Reflecting on my previous post, I can almost always count on people telling me I don’t seem American.
I don’t look American, I don’t sound American, I don’t act American.
Sometimes, this is very helpful in getting to bond with local students and not having them tense up around me. Other times, it leads to extended interrogations on my origins, why I speak Mandarin, and general disbelief in what I’m telling them.
Recently, in another irritating episode, my guqin teacher asked me to be an interpreter for a guqin workshop with foreign dignitaries. This wasn’t an issue for me at all. Having done all sorts of interpretation and translation before, this would be a wonderful chance for me to help with some cross-cultural exchange (one of the aspects of the Fulbright Program) while also giving myself an opportunity to practice interpretation again.
One of the other guqin classmates interrupted us before I could respond.
“Hah!” she cackled. “What makes you think a kid like him can do English interpretation?”
Ever stoic, my guqin teacher ignored her.
“Sure, I’ll do it,” I told him.
“Good,” he replied. “I’ll send you the powerpoint later this week.”
“I don’t know what you see in him,” she shook her head at our instructor. “When’s this event happening? Monday was it? I’ll be there. Let’s see how good this kid’s English turns out to be.”
I don’t recall her being invited.
Our instructor turned over to me, “It’ll be good exposure for guqin. If we want the art to survive, it has to be able to make an impact outside of China. Who knows—maybe one of the dignitaries there will be inspired to support guqin education in the US.”
I nodded and continued practicing.
In this rather aggravating incident, I realized that my latent Americanness led quite a few people to underestimate me, which… is not necessarily a bad thing. I actually enjoy being inconspicuous. What annoyed me was how she immediately dismissed me on basis of age. Even if I had grown up entirely in China (which she assumed), I know plenty of twenty-some-year-olds who are stellar interpreters and translators despite having grown up in a non-English-speaking country.
While my Americanness is constantly questioned (or dismissed) here, I’ve started wondering what it means to be American. While most people here associate a blond-hair, blue-eyed appearance Americanness, an encounter I had in the elevator illustrated that this is a terrible heuristic.
I walked into the elevator. There was a blond woman and a Chinese man present. As we descend, the Chinese man said—in English—to the blond woman, “Happy Thanksgiving!”
“I don’t celebrate Thanksgiving,” she replied.
“Oh,” he looked confused. “Aren’t you American?”
I stifled my laughter. Oh, if only it were Independence Day. Wishing a Brit “Happy Independence Day” would truly be too perfect.
Then I realized. He didn’t wish me a Happy Thanksgiving, probably because he assumed I was—like him—a Chinese person who doesn’t celebrate the holiday.
Culturally, a lot of what I do isn’t “American.” I play guqin, not guitar. I write calligraphy with a brush, not a pen. I drink tea, not beer. I admire poems by Li Bai and Wang Wei, not Robert Frost and Emily Dickinson.

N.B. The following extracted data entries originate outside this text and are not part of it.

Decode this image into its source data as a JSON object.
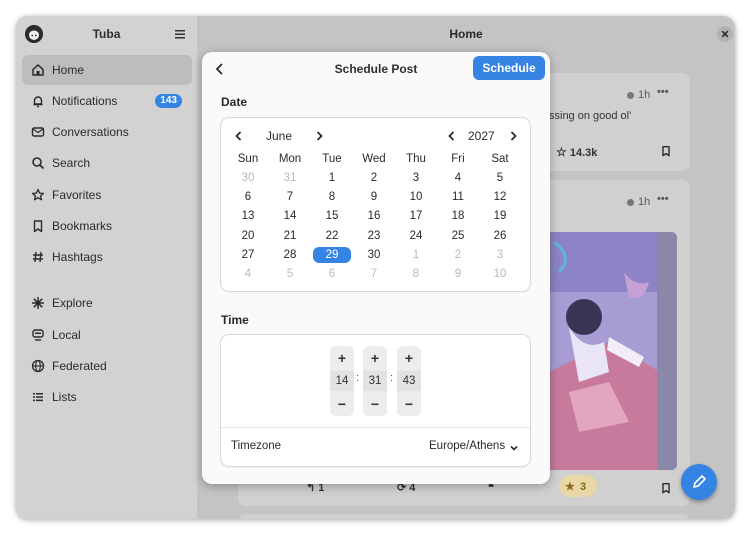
{
  "app": {
    "title": "Tuba"
  },
  "sidebar": {
    "items": [
      {
        "label": "Home",
        "icon": "home-icon",
        "active": true
      },
      {
        "label": "Notifications",
        "icon": "bell-icon",
        "badge": "143"
      },
      {
        "label": "Conversations",
        "icon": "mail-icon"
      },
      {
        "label": "Search",
        "icon": "search-icon"
      },
      {
        "label": "Favorites",
        "icon": "star-icon"
      },
      {
        "label": "Bookmarks",
        "icon": "bookmark-icon"
      },
      {
        "label": "Hashtags",
        "icon": "hashtag-icon"
      },
      {
        "label": "Explore",
        "icon": "explore-icon"
      },
      {
        "label": "Local",
        "icon": "local-icon"
      },
      {
        "label": "Federated",
        "icon": "globe-icon"
      },
      {
        "label": "Lists",
        "icon": "list-icon"
      }
    ]
  },
  "main": {
    "title": "Home",
    "posts": [
      {
        "time": "1h",
        "text": "ssing on good ol'",
        "favorites": "14.3k"
      },
      {
        "time": "1h",
        "replies": "1",
        "boosts": "4",
        "favorites": "3"
      }
    ]
  },
  "dialog": {
    "title": "Schedule Post",
    "schedule_label": "Schedule",
    "date_label": "Date",
    "time_label": "Time",
    "calendar": {
      "month": "June",
      "year": "2027",
      "weekdays": [
        "Sun",
        "Mon",
        "Tue",
        "Wed",
        "Thu",
        "Fri",
        "Sat"
      ],
      "weeks": [
        [
          "30",
          "31",
          "1",
          "2",
          "3",
          "4",
          "5"
        ],
        [
          "6",
          "7",
          "8",
          "9",
          "10",
          "11",
          "12"
        ],
        [
          "13",
          "14",
          "15",
          "16",
          "17",
          "18",
          "19"
        ],
        [
          "20",
          "21",
          "22",
          "23",
          "24",
          "25",
          "26"
        ],
        [
          "27",
          "28",
          "29",
          "30",
          "1",
          "2",
          "3"
        ],
        [
          "4",
          "5",
          "6",
          "7",
          "8",
          "9",
          "10"
        ]
      ],
      "selected": "29"
    },
    "time": {
      "hour": "14",
      "minute": "31",
      "second": "43",
      "plus": "+",
      "minus": "−",
      "separator": ":"
    },
    "timezone_label": "Timezone",
    "timezone_value": "Europe/Athens"
  },
  "colors": {
    "accent": "#3584e4",
    "sidebar_bg": "#d2d2d2",
    "favorite_star": "#e5a50a"
  }
}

But at the same time, that doesn’t necessarily make me Chinese. In fact, when I go out with Chinese classmates, they’re taken aback when I order tea despite everybody else ordering a Budweiser. They find it strange that I’m not acclimated to a Chinese classroom environment, and they find it even stranger when I tell them we had things called seminars which were discussion-based classes.
Having grown up in the US, many of my experiences differ from my Chinese counterparts precisely because of my environment. While I also celebrate the Lunar New Year, Qingming, and Mid-Autumn Festival, these weren’t necessarily identical to how my Chinese classmates celebrate them.

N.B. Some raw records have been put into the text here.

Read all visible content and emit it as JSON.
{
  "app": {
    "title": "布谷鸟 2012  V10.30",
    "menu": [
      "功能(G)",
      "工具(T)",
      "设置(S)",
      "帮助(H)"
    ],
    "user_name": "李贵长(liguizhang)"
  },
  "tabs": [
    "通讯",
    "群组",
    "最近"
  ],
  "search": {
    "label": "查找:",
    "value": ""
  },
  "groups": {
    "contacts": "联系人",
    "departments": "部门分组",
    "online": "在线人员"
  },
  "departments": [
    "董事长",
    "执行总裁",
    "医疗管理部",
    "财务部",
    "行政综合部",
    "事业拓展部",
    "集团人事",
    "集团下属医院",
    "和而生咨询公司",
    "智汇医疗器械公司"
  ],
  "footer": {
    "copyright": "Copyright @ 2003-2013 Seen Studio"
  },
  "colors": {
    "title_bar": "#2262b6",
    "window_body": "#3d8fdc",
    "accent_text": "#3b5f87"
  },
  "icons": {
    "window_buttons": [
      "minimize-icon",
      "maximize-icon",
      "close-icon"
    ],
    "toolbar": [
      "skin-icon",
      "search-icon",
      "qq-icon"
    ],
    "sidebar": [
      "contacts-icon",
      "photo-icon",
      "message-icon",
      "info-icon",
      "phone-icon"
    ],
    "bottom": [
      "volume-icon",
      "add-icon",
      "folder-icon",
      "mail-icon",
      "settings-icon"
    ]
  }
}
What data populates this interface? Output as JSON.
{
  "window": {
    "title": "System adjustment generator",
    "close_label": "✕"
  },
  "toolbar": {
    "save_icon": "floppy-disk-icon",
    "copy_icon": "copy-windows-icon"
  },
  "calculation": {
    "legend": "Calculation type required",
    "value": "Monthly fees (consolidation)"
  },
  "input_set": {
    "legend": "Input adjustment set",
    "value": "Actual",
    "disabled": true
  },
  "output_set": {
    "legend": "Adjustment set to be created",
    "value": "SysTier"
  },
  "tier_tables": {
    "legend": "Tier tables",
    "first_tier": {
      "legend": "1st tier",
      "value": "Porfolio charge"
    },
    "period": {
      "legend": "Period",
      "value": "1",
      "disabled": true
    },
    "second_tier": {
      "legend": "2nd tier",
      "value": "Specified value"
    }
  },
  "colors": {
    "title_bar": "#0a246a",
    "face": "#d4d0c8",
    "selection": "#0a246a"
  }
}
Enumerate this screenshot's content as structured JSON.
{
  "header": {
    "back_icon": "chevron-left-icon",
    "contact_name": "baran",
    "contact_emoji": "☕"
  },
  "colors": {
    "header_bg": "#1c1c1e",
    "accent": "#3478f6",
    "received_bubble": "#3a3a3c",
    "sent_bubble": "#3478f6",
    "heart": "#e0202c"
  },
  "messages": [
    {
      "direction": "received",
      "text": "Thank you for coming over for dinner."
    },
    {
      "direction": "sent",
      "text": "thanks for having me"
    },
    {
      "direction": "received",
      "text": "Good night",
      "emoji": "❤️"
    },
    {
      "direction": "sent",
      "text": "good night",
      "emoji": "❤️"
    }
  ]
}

Thinking back to my JET interview, it seems like a lot of cultural exchange tends to focus on how different cultures are so that they seem exotic, fresh, and new to the other. But I disagree entirely with that perspective. Instead, I view cultural exchange as something that can be accomplished through sharing similarities. Rather than talking about football and mass shootings (seriously, these are the two main things people bring up when I mention I’m from the US), I find it much more productive to talk about how Chinese culture has adapted and changed in the US.
I remember vividly my JET interviewer looking wholly unimpressed when I said that I’d bring a calligraphy brush to Japan to show people American culture, but I still stand by that statement. If the US is indeed a melting pot of cultures, I think it’s helpful to show East Asia that their culture is represented in the pot as well. The flavors might have changed (brush lettering is one way of using the brush that Japanese shodo doesn’t have), but it starts at one shared point of culture before branching off into the differences.

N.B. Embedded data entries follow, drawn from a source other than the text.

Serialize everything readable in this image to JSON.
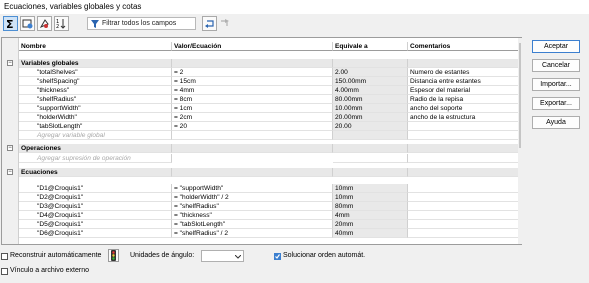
{
  "window": {
    "title": "Ecuaciones, variables globales y cotas"
  },
  "toolbar": {
    "filter_placeholder": "Filtrar todos los campos"
  },
  "table": {
    "headers": [
      "Nombre",
      "Valor/Ecuación",
      "Equivale a",
      "Comentarios"
    ],
    "sections": {
      "globals": "Variables globales",
      "features": "Operaciones",
      "equations": "Ecuaciones"
    },
    "globals": [
      {
        "name": "\"totalShelves\"",
        "value": "= 2",
        "equiv": "2.00",
        "comment": "Numero de estantes"
      },
      {
        "name": "\"shelfSpacing\"",
        "value": "= 15cm",
        "equiv": "150.00mm",
        "comment": "Distancia entre estantes"
      },
      {
        "name": "\"thickness\"",
        "value": "= 4mm",
        "equiv": "4.00mm",
        "comment": "Espesor del material"
      },
      {
        "name": "\"shelfRadius\"",
        "value": "= 8cm",
        "equiv": "80.00mm",
        "comment": "Radio de la repisa"
      },
      {
        "name": "\"supportWidth\"",
        "value": "= 1cm",
        "equiv": "10.00mm",
        "comment": "ancho del soporte"
      },
      {
        "name": "\"holderWidth\"",
        "value": "= 2cm",
        "equiv": "20.00mm",
        "comment": "ancho de la estructura"
      },
      {
        "name": "\"tabSlotLength\"",
        "value": "= 20",
        "equiv": "20.00",
        "comment": ""
      }
    ],
    "add_global": "Agregar variable global",
    "add_feature": "Agregar supresión de operación",
    "equations": [
      {
        "name": "\"D1@Croquis1\"",
        "value": "= \"supportWidth\"",
        "equiv": "10mm"
      },
      {
        "name": "\"D2@Croquis1\"",
        "value": "= \"holderWidth\" / 2",
        "equiv": "10mm"
      },
      {
        "name": "\"D3@Croquis1\"",
        "value": "= \"shelfRadius\"",
        "equiv": "80mm"
      },
      {
        "name": "\"D4@Croquis1\"",
        "value": "= \"thickness\"",
        "equiv": "4mm"
      },
      {
        "name": "\"D5@Croquis1\"",
        "value": "= \"tabSlotLength\"",
        "equiv": "20mm"
      },
      {
        "name": "\"D6@Croquis1\"",
        "value": "= \"shelfRadius\" / 2",
        "equiv": "40mm"
      }
    ]
  },
  "buttons": {
    "ok": "Aceptar",
    "cancel": "Cancelar",
    "import": "Importar...",
    "export": "Exportar...",
    "help": "Ayuda"
  },
  "bottom": {
    "auto_rebuild": "Reconstruir automáticamente",
    "angle_units": "Unidades de ángulo:",
    "angle_units_value": "",
    "solve_order": "Solucionar orden automát.",
    "link_external": "Vínculo a archivo externo"
  }
}
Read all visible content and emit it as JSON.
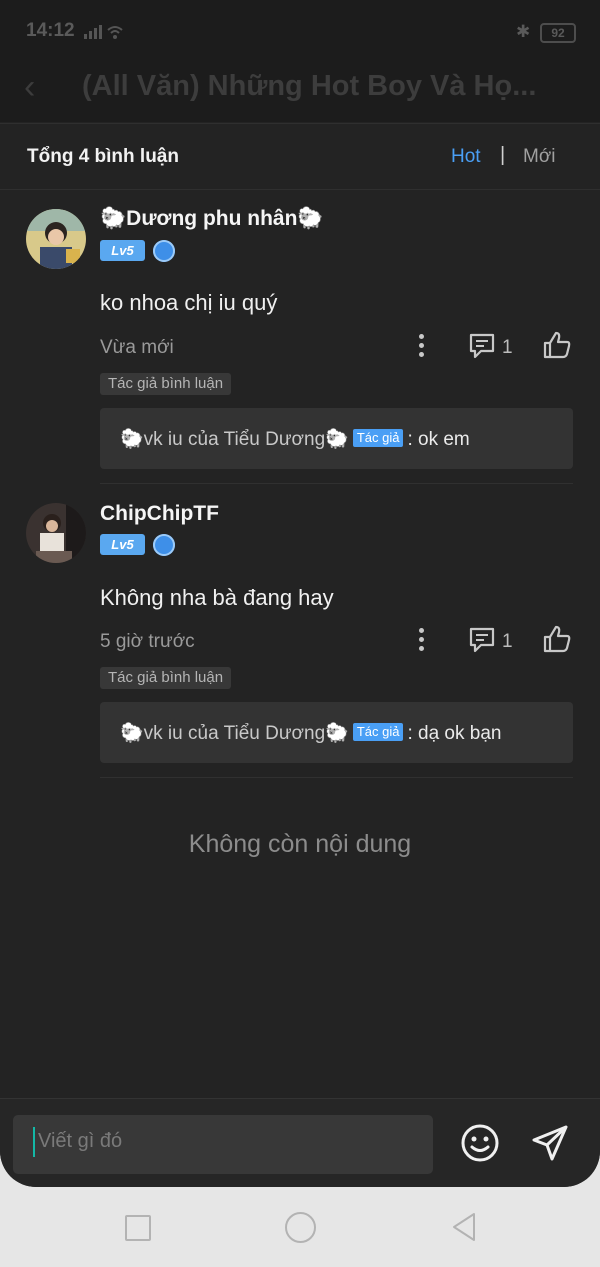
{
  "status": {
    "time": "14:12",
    "battery": "92"
  },
  "topbar": {
    "title": "(All Văn) Những Hot Boy Và Họ..."
  },
  "header": {
    "total": "Tổng 4 bình luận",
    "sort_hot": "Hot",
    "sort_sep": "|",
    "sort_new": "Mới"
  },
  "comments": [
    {
      "user": "🐑Dương phu nhân🐑",
      "level": "Lv5",
      "text": "ko nhoa chị iu quý",
      "time": "Vừa mới",
      "reply_count": "1",
      "tag": "Tác giả bình luận",
      "reply": {
        "user": "🐑vk iu của Tiểu Dương🐑",
        "badge": "Tác giả",
        "text": ": ok em"
      }
    },
    {
      "user": "ChipChipTF",
      "level": "Lv5",
      "text": "Không nha bà đang hay",
      "time": "5 giờ trước",
      "reply_count": "1",
      "tag": "Tác giả bình luận",
      "reply": {
        "user": "🐑vk iu của Tiểu Dương🐑",
        "badge": "Tác giả",
        "text": ": dạ ok bạn"
      }
    }
  ],
  "no_more": "Không còn nội dung",
  "input": {
    "placeholder": "Viết gì đó"
  },
  "icons": [
    "back-icon",
    "more-icon",
    "reply-icon",
    "like-icon",
    "emoji-icon",
    "send-icon",
    "vip-badge-icon"
  ],
  "colors": {
    "accent": "#4a9ff5",
    "background": "#232323",
    "level_badge": "#5aa8f0"
  }
}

Thinking about it some more, I’d bring Cup Noodles as well. There isn’t a better symbol of starving American college student than 10 cent ramen.
While these objects themselves don’t seem American by appearance, they’ve been immersed in American culture and have grown in their own way.
I suppose, in way, I like this approach because I’m like the objects—outwardly Asian, yet with a latent American twist.